Chi ha già avuto un bimbo è convinto che non ci saranno problemi a dargli un fratellino o una sorellina, ma a volte questa convinzione si scontra con una realtà diversa. Non è sempre facile individuare con precisione le cause dell’infertilità secondaria; nella difficoltà a concepire un secondo figlio possono entrare in gioco diversi fattori tra cui:

  • l’età: soprattutto per la donna il picco di fertilità è tra i 20 e i 30 anni, per poi cominciare a calare;
  • complicanze morfologiche;
  • cause post partum;
  • patologie insorte dopo una precedente gravidanza;
  • alterazioni ormonali;
  • infezioni;
  • errato stile di vita, contrassegnato da fumo, alcol e sovrappeso;
  • problemi endocrini, endometriosi e disfunzioni ovariche;
  • problematiche maschili.

C’è infine un 10-15% dei casi di infertilità secondaria che rimane purtroppo senza una valida spiegazione.

Quando è il caso di consultare un medico?

Gli esperti in genere consigliano di rivolgersi ad uno specialista dopo un anno di tentativi infruttuosi, ma se si hanno più di 35 anni è meglio chiedere un consulto dopo 6 mesi. La figura professionale più adatta per guidare una coppia che si trova in questa delicata situazione è un ginecologo specializzato in infertilità.

Quali esami sono necessari?

Ogni coppia è a sé, quindi per prima cosa lo specialista prescriverà una serie di esami per cercare di individuare le cause dell’infertilità secondaria. A seconda della situazione vi potrà chiedere di sottoporvi a:

  • una visita generale e ginecologica;
  • un’analisi dello sperma (chiamato spermiogramma);
  • un esame del sangue che accerti i livelli ormonali;
  • un esame a ultrasuoni per verificare lo stato dell’apparato riproduttivo femminile e maschile;
  • un’isterosalpingografia per valutare la morfologia dell’utero e determinare se ci sono problemi alle tube di Falloppio;
  • una laparoscopia per poter diagnosticare fibromi uterini o un’eventuale endometriosi.

Come contrastare l’infertilità secondaria

Come abbiamo visto, ci sono tante cause che possono determinare questo particolare tipologia di infertilità e ognuna di esse (quando è possibile determinarla) richiede un diverso tipo di trattamento.

In alcuni casi il medico può consigliare di rivolgersi ad una procedura di procreazione medicalmente assistita, ricorrendo alla fecondazione omologa o eterologa e seconda della situazione.

Ci sono però alcuni semplici consigli che molto probabilmente non saranno risolutivi, ma che possono favorire il concepimento.
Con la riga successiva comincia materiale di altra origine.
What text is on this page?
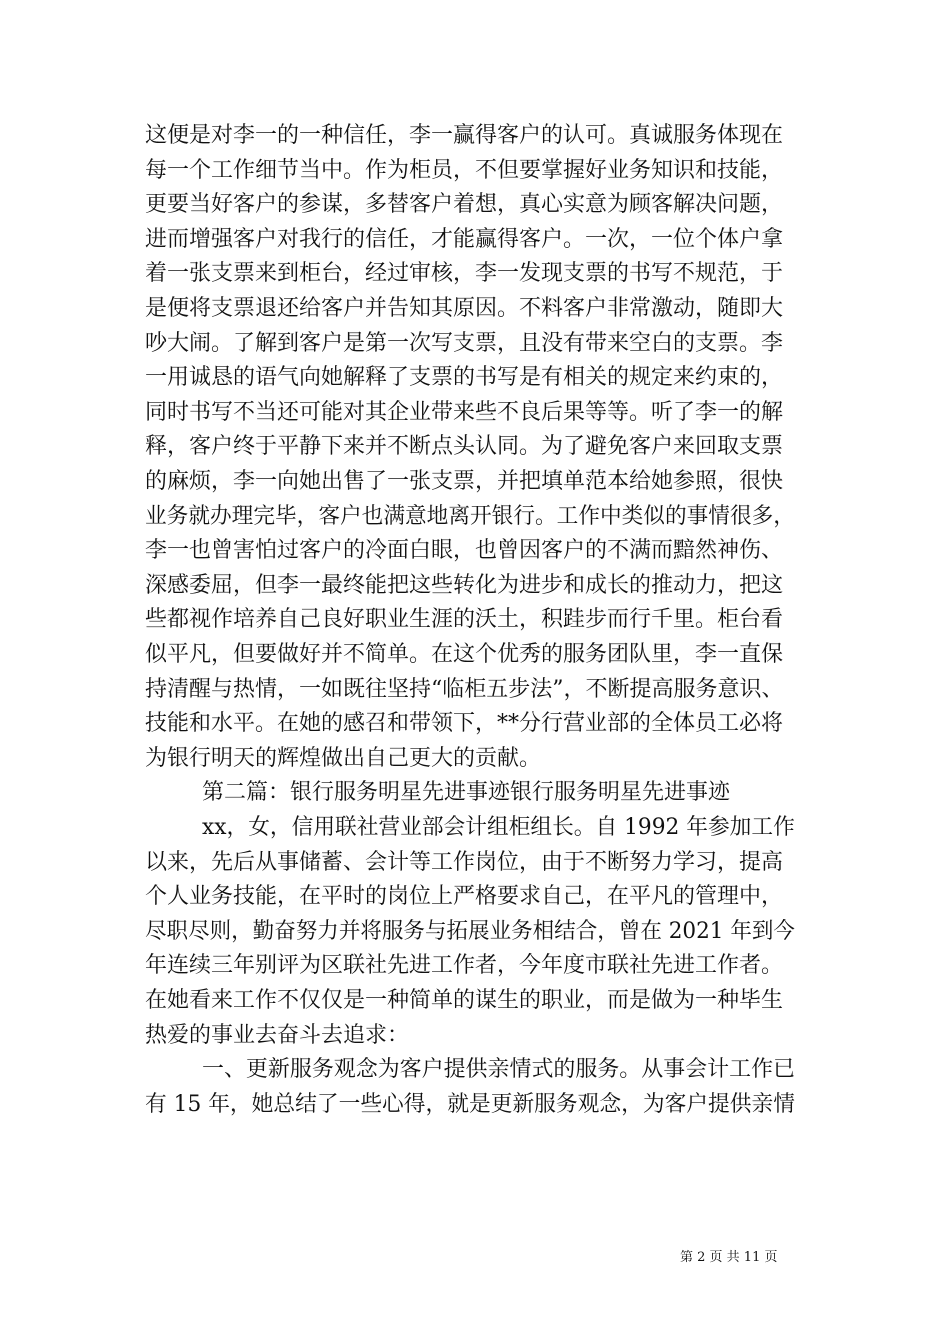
这便是对李一的一种信任，李一赢得客户的认可。真诚服务体现在
每一个工作细节当中。作为柜员，不但要掌握好业务知识和技能，
更要当好客户的参谋，多替客户着想，真心实意为顾客解决问题，
进而增强客户对我行的信任，才能赢得客户。一次，一位个体户拿
着一张支票来到柜台，经过审核，李一发现支票的书写不规范，于
是便将支票退还给客户并告知其原因。不料客户非常激动，随即大
吵大闹。了解到客户是第一次写支票，且没有带来空白的支票。李
一用诚恳的语气向她解释了支票的书写是有相关的规定来约束的，
同时书写不当还可能对其企业带来些不良后果等等。听了李一的解
释，客户终于平静下来并不断点头认同。为了避免客户来回取支票
的麻烦，李一向她出售了一张支票，并把填单范本给她参照，很快
业务就办理完毕，客户也满意地离开银行。工作中类似的事情很多，
李一也曾害怕过客户的冷面白眼，也曾因客户的不满而黯然神伤、
深感委屈，但李一最终能把这些转化为进步和成长的推动力，把这
些都视作培养自己良好职业生涯的沃土，积跬步而行千里。柜台看
似平凡，但要做好并不简单。在这个优秀的服务团队里，李一直保
持清醒与热情，一如既往坚持“临柜五步法”，不断提高服务意识、
技能和水平。在她的感召和带领下，**分行营业部的全体员工必将
为银行明天的辉煌做出自己更大的贡献。
第二篇：银行服务明星先进事迹银行服务明星先进事迹
xx，女，信用联社营业部会计组柜组长。自 1992 年参加工作
以来，先后从事储蓄、会计等工作岗位，由于不断努力学习，提高
个人业务技能，在平时的岗位上严格要求自己，在平凡的管理中，
尽职尽则，勤奋努力并将服务与拓展业务相结合，曾在 2021 年到今
年连续三年别评为区联社先进工作者，今年度市联社先进工作者。
在她看来工作不仅仅是一种简单的谋生的职业，而是做为一种毕生
热爱的事业去奋斗去追求：
一、更新服务观念为客户提供亲情式的服务。从事会计工作已
有 15 年，她总结了一些心得，就是更新服务观念，为客户提供亲情
第 2 页 共 11 页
Tra questi possiamo ricordare:

  • eliminare per quanto possibile ogni fonte di stress;
  • smettere di fumare;
  • evitare gli alcolici;
  • curare la propria alimentazione;
  • tenere il peso sotto controllo, soprattutto se si ha qualche chilo di troppo;
  • monitorare l’ovulazione tramite uno degli appositi kit che si possono trovare in commercio.

Gli aspetti psicologici dell’infertilità secondaria

I genitori che hanno difficoltà nel concepimento del secondo figlio spesso vedono banalizzati i loro sentimenti, dal momento che molte persone ritengono che, avendo già un figlio, dovrebbero accontentarsi.

In realtà i sentimenti di frustrazione e di tristezza sono i medesimi di chi ha difficoltà ad avere il primo bimbo; ad essi, inoltre, si può aggiungere anche il senso di colpa per essere concentrati anche su altro e non unicamente sull’accudimento del figlio che già fa parte della famiglia.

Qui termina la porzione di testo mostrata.